Portoni industriali, guida pratica alla scelta


Nei magazzini e nei capannoni destinati al deposito e allo stoccaggio delle merci è importante che tutti i varchi e i portoni industriali siano funzionali e sicuri. A tutto vantaggio della produttività aziendale, del benessere dei lavoratori e della corretta conservazione dei materiali movimentati e stoccati.

I portoni che serviranno come chiusure industriali, quindi, vanno scelti in base alla tipologia di utilizzo e alle esigenze logistiche aziendali, per ottenere massima qualità in termini di performance e affidabilità durante tutte le operazioni quotidiane. Tanti i parametri da tenere in considerazione prima di scegliere i portoni industriali con cui dotare il deposito, tra cui, solo per fare solo un paio di esempi:

  • velocità di apertura
  • resistenza a fuoco e sollecitazioni esterne, sia meccaniche che chimiche

Chiusure incapaci di rispettare determinati requisiti comportano ritardi nella produzione, nella gestione degli ordini e rischi di sicurezza.

Sul mercato dei portoni industriali è possibile trovare differenti modelli, con una vasta gamma di accessori, ognuno con le proprie caratteristiche. I migliori produttori sono anche in grado di progettare e realizzare varchi e portoni su misura, su indicazione del cliente, sia per quanto riguarda dimensioni che funzionalità, in linea con le specifiche esigenze aziendali.

Come scegliere i portoni industriali più idonei per il magazzino

Per prima cosa bisogna sapere a quale utilizzo sarà destinato il portone e quali requisiti dovrà soddisfare. Dipende principalmente dal settore aziendale, dalle caratteristiche dell’edificio e dalle specifiche esigenze circa efficienza energetica e frequenza di apertura/chiusura.

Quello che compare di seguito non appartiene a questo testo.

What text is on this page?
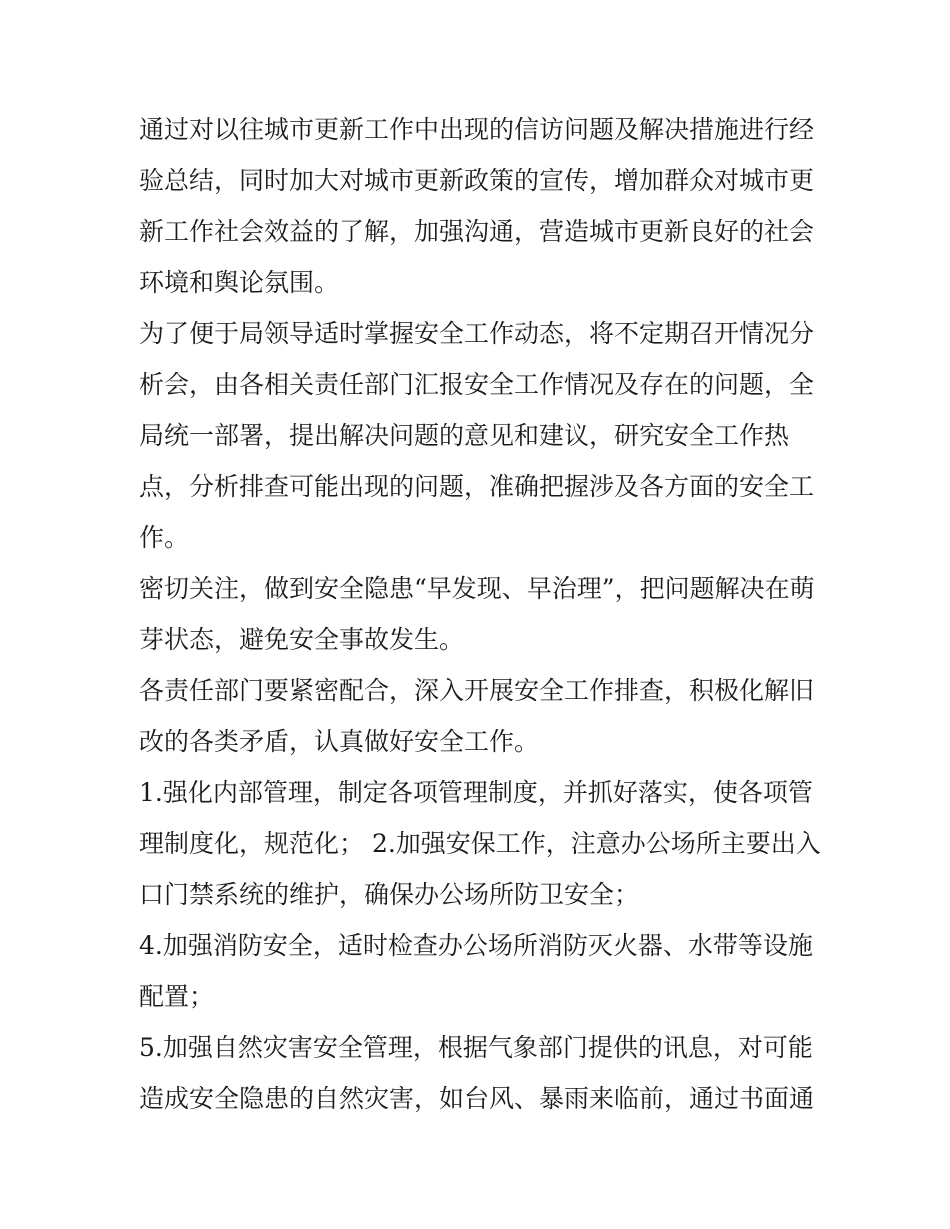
通过对以往城市更新工作中出现的信访问题及解决措施进行经
验总结，同时加大对城市更新政策的宣传，增加群众对城市更
新工作社会效益的了解，加强沟通，营造城市更新良好的社会
环境和舆论氛围。
为了便于局领导适时掌握安全工作动态，将不定期召开情况分
析会，由各相关责任部门汇报安全工作情况及存在的问题，全
局统一部署，提出解决问题的意见和建议，研究安全工作热
点，分析排查可能出现的问题，准确把握涉及各方面的安全工
作。
密切关注，做到安全隐患“早发现、早治理”，把问题解决在萌
芽状态，避免安全事故发生。
各责任部门要紧密配合，深入开展安全工作排查，积极化解旧
改的各类矛盾，认真做好安全工作。
1.强化内部管理，制定各项管理制度，并抓好落实，使各项管
理制度化，规范化； 2.加强安保工作，注意办公场所主要出入
口门禁系统的维护，确保办公场所防卫安全；
4.加强消防安全，适时检查办公场所消防灭火器、水带等设施
配置；
5.加强自然灾害安全管理，根据气象部门提供的讯息，对可能
造成安全隐患的自然灾害，如台风、暴雨来临前，通过书面通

Tutte i varchi industriali automatizzati e manuali – che siano utilizzati in strutture private, commerciali o pubbliche – devono rispettare le regole di sicurezza dettate dall’Unione Europea, che con le normativa EN 13241-1 ha regolamentato la materia ed elencato i requisiti prestazionali.

Nello specifico, i portoni industriali devono arrestarsi automaticamente se persone o oggetti si trovano sulla traiettoria, in modo che la forza di contatto sia limitata, possibilmente evitando del tutto il contatto con un’inversione di marcia automatica.

Da valutare con attenzione anche le performance energetiche della chiusura, soprattutto se si opera in un settore in cui è importante garantire che non vada perso prezioso calore all’interno dell’edificio, in particolare nei locali destinati allo stoccaggio della merce.

Prima di investire in uno specifico portone, quindi, è fondamentale accertarsi che sia dotato di marcatura CE, unica garanzia reale circa il rispetto delle disposizioni in questione, e di buona coibentazione.
Le caratteristiche funzionali, invece, variano in base all’uso. Aziende che registrano molteplici cicli di apertura/chiusura al giorno prediligeranno portoni industriali in grado di offrire buone performance in tal senso. Se l’apertura del portone è prevista solo di rado, al contrario, è meglio scegliere un varco dotato di porticina pedonale, per consentire più facilmente il passaggio del personale.

Scelto il modello di portone industriale, non resta che setacciare il mercato alla ricerca del miglior rapporto qualità-prezzo, sia per l’installazione, sia per la manutenzione. Non sempre, però, badare solo al risparmio è la scelta migliore: le chiusure industriali rimangono installate per molti decenni e l’investimento è facilmente ammortizzabile. Meglio dunque scegliere un produttore serio, qualificato e dalla comprovata esperienza, capace di offrire un servizio di qualità e le competenze per assistere al meglio l’utilizzatore finale, dalla progettazione alla manutenzione.